Mind you, this is the case where the government would have had to invent time travel to be culpable.
> Plus, Facebook started targeting her content before almost all of its communications with the White House and the CDC,
page 3- https://www.supremecourt.gov/opinions/23pdf/23-411_3dq3.pdf
It seems that congress is much quicker and more willing to correct overreach by the executive branch through legislation compared to overreach by the judiciary — especially at the Supreme Court level.
It's worth noting is that at the time the EPA's position was _in favor_ of Chevron, while the agencies right now tend to be a lot less corporation-friendly (hence the need to overturn the precedent, some say).
Also worth noting is that the head of the EPA at the time was Anne Gorsuch, mother of Justice Neil Gorsuch.
This is completely wrong. Chevron is about the Clean Air Act, which required Chevron (the oil company) to get a permit for every pollution “source.” The Reagan EPA interpreted the word “source” in the statute to mean an entire plant, not an individual pollution source (like a smokestack). It was sued by the Natural Resources Defense Council, who argued that the law requires Chevron to get a permit for every pollution source.
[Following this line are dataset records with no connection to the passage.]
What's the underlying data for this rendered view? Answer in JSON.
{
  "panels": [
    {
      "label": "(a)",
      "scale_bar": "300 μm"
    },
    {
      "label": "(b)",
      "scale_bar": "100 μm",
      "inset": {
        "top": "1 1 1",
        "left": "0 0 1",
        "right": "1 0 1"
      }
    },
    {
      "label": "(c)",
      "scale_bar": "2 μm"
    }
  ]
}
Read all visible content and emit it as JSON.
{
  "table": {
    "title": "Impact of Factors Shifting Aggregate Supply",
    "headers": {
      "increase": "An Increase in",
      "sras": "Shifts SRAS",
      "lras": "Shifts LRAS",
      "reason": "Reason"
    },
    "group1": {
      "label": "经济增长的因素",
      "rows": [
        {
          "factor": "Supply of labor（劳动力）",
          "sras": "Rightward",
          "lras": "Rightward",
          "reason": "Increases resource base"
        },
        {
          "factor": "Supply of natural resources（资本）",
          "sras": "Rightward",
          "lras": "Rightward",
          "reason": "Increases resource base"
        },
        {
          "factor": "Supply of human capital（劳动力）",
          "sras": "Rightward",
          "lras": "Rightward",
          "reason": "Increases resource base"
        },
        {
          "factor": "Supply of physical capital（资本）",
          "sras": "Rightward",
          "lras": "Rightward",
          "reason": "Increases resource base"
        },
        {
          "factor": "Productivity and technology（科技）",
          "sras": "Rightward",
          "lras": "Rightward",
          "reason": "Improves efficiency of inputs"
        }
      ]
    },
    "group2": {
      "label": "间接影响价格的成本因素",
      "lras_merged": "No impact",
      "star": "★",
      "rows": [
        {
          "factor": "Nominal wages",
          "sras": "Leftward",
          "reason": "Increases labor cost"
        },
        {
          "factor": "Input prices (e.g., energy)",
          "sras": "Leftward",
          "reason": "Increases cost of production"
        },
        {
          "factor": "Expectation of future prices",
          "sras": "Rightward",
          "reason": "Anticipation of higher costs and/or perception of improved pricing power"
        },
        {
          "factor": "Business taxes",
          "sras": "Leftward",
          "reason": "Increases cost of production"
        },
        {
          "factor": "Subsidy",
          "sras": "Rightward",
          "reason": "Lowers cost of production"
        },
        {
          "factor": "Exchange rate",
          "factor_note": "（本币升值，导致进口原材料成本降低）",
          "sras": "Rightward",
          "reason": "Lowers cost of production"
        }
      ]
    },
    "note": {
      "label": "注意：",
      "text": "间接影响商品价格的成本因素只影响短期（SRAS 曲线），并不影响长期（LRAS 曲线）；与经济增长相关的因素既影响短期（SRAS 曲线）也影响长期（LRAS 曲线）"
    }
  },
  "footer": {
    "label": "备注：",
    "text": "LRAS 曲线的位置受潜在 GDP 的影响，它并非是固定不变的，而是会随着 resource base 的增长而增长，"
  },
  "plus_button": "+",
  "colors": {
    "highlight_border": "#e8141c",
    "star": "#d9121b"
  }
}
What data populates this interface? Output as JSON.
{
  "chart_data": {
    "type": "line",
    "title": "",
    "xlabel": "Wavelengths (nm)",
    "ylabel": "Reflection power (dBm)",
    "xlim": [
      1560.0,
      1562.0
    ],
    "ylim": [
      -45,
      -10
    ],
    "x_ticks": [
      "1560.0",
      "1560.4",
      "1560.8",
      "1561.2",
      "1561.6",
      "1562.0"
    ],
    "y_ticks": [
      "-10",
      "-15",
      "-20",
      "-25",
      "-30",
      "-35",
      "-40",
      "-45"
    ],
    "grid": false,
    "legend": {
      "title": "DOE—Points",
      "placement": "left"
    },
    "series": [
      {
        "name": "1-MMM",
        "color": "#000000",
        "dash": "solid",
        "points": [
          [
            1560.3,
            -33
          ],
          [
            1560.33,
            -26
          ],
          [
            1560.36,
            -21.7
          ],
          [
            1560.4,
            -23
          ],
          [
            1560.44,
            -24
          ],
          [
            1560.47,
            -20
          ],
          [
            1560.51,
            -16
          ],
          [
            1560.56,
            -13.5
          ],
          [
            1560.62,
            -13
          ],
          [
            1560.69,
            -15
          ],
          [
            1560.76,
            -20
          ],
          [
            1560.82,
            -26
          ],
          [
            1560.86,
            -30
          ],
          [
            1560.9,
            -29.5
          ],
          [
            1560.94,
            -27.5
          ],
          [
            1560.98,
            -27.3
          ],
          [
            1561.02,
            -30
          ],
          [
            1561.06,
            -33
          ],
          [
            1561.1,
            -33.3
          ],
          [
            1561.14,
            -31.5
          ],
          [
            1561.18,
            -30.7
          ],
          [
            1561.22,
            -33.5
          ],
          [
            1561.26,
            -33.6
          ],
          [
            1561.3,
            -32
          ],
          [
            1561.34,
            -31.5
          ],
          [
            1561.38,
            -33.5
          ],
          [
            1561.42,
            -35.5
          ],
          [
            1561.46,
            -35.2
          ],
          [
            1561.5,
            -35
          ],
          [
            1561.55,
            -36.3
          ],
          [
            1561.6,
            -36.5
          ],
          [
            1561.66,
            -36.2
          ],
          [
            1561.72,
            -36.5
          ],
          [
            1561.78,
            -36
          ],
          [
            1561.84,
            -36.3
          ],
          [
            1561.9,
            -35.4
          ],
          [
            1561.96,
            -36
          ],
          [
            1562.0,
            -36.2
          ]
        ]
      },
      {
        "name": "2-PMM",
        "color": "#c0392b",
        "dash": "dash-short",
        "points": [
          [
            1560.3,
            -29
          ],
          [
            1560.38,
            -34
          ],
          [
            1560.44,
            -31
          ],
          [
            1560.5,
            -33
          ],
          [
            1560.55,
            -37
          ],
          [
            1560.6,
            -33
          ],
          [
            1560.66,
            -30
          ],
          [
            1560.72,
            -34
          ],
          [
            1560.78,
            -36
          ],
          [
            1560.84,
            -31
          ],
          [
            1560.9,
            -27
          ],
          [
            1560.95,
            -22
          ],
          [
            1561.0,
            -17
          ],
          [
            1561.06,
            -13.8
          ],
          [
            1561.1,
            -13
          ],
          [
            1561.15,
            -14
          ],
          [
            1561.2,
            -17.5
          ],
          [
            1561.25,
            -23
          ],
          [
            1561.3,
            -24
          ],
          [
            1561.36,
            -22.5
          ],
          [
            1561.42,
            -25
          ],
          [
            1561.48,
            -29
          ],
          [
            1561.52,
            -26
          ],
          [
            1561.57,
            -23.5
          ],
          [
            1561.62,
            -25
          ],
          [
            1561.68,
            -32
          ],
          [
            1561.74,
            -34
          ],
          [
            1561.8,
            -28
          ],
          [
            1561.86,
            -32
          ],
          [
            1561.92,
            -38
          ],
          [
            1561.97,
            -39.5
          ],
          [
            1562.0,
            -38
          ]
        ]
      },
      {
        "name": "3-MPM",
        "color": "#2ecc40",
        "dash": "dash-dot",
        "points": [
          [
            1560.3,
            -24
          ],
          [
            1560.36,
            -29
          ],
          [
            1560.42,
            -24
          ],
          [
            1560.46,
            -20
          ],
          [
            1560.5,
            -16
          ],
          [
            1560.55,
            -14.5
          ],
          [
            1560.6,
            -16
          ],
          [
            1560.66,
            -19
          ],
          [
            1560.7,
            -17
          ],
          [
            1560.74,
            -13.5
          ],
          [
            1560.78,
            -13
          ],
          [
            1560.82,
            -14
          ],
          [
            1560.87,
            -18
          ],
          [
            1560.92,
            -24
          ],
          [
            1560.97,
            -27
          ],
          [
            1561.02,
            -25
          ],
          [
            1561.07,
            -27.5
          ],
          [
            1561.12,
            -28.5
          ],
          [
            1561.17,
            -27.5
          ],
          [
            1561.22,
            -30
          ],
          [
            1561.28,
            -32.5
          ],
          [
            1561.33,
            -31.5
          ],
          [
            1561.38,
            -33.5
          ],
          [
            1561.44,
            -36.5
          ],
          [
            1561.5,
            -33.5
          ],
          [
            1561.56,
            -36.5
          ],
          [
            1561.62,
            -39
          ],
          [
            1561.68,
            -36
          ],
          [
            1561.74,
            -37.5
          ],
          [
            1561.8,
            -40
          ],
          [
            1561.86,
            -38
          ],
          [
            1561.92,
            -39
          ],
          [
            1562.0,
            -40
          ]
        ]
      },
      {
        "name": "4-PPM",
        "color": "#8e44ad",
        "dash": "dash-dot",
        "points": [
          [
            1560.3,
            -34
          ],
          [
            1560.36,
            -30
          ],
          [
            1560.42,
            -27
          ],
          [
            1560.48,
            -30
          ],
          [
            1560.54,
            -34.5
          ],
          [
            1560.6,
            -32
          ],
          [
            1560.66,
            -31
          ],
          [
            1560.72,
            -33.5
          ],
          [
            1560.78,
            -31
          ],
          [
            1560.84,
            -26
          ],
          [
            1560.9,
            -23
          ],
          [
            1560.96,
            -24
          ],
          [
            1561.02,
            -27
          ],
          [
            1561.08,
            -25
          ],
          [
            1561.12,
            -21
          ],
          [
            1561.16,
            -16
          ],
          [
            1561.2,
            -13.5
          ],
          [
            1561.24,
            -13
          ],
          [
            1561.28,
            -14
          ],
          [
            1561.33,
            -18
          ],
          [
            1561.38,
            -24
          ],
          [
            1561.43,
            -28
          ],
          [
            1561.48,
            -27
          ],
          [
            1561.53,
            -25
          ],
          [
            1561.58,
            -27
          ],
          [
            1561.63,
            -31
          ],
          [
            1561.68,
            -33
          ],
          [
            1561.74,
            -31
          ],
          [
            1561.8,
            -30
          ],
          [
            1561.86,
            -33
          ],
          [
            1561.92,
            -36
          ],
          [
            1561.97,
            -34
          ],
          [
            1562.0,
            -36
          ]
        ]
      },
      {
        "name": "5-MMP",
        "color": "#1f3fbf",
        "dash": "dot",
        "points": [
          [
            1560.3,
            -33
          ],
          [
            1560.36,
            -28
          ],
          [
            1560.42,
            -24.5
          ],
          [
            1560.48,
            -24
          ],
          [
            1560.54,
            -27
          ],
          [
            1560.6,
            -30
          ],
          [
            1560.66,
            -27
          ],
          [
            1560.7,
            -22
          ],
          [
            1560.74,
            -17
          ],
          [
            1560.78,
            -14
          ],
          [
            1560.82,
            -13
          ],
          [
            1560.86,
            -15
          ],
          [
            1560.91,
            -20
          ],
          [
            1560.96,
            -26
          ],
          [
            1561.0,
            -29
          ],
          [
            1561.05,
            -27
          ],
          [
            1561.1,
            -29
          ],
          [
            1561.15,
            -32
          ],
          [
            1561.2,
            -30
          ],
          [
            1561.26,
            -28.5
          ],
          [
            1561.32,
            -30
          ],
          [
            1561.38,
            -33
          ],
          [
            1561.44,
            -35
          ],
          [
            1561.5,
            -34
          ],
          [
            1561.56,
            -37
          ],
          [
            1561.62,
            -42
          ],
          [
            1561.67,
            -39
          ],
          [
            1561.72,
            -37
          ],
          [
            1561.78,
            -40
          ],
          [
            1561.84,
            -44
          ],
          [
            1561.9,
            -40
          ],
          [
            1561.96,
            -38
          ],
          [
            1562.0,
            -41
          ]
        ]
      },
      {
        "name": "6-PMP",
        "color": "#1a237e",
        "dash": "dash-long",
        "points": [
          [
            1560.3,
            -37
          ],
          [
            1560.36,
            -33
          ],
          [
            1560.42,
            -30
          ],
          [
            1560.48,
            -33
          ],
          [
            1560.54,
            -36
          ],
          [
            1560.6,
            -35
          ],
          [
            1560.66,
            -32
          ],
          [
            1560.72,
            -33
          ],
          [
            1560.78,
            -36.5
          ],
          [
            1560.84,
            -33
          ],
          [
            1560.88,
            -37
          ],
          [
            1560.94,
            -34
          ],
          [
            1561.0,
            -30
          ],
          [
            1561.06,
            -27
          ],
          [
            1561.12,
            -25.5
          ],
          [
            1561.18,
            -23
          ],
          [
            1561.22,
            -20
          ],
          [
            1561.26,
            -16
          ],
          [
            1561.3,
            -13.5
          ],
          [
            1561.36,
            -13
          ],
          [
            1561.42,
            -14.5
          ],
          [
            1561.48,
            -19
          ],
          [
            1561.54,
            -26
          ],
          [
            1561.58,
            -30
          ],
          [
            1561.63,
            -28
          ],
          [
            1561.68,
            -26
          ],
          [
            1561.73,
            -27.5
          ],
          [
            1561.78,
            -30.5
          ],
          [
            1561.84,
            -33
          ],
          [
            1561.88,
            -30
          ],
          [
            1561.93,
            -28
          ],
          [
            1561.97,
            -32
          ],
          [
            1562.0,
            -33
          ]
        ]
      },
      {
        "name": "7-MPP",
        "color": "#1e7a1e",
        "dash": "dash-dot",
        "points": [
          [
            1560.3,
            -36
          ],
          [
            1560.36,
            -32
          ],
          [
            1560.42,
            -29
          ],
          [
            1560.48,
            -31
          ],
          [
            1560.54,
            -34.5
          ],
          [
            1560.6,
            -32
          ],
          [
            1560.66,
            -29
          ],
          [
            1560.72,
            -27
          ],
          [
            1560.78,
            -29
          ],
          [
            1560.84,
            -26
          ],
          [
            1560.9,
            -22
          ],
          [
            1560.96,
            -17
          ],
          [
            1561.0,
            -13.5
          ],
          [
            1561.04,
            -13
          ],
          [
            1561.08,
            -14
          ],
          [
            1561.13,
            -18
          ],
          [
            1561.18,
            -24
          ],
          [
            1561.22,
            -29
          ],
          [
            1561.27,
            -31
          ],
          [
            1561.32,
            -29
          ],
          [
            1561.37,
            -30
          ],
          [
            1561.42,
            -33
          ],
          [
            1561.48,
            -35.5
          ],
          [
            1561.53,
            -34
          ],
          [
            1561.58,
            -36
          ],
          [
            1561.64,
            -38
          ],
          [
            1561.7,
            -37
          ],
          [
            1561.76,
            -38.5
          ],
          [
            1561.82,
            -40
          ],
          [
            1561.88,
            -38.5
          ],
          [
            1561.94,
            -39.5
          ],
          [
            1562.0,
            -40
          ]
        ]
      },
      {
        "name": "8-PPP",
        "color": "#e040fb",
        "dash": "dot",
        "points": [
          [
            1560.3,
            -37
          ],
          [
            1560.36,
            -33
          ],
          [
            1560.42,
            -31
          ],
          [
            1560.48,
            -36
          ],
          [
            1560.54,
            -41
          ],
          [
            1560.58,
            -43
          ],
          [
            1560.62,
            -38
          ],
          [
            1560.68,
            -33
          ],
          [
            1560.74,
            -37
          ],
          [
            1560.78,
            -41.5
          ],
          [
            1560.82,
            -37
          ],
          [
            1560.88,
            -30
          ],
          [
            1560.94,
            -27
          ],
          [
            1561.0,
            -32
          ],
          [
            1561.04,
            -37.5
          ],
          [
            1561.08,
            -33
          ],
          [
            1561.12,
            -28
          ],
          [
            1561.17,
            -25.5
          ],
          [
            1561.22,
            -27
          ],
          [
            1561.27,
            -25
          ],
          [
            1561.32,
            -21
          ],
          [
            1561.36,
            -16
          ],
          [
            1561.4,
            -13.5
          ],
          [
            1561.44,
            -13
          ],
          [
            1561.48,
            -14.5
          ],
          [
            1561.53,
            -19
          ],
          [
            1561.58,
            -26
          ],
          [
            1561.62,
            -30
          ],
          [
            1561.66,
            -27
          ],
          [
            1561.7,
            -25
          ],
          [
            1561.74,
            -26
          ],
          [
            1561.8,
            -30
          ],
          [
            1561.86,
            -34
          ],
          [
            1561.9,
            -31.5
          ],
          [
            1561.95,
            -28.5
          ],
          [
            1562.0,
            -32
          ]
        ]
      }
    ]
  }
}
The D.C. Circuit, in an opinion by Ruth Bader Ginsberg, sided with NRDC. But the Supreme Court reversed, ruling in favor of the EPA (and Chevron). The Supreme Court said that the court had to defer to the EPAs interpretation of the word “source,” even if the court thought that wasn’t the best interpretation of the law.
> Long ago Congress passed laws delegating a lot of rulemaking authority to the executive branch […]
By "long ago" the delegation was first mentioned (AFAICT) in 1825:
> It will not be contended that Congress can delegate to the Courts, or to any other tribunals, powers which are strictly and exclusively legislative. [23 U.S. 1, 43] But Congress may certainly delegate to others, powers which the legislature may rightfully exercise itself.
But Congress did it anyway, and the SCOTUS has over the years upheld it. There was a landmark court case involving Chevron (the oil company). SCOTUS ruled there saying that the executive branch agencies responsible for rulemaking are experts in their fields, and we should mostly defer to them when their position seems reasonable, and when Congress hasn't passed a law that contradicts what they want to do.
Marbury is a much older case, that made precedent the idea that courts have the ability to strike down laws that they believe violate the constitution.
The current conservative-leaning SCOTUS is skeptical of what conservatives call the "administrative state" (basically: rulemaking done by the executive branch). They seem to not be a big fan of "Chevron deference", and are fully willing to exercise their Marbury-affirmed power to strike down executive actions that they don't believe are constitutional, or don't believe directly stem from laws Congress has passed.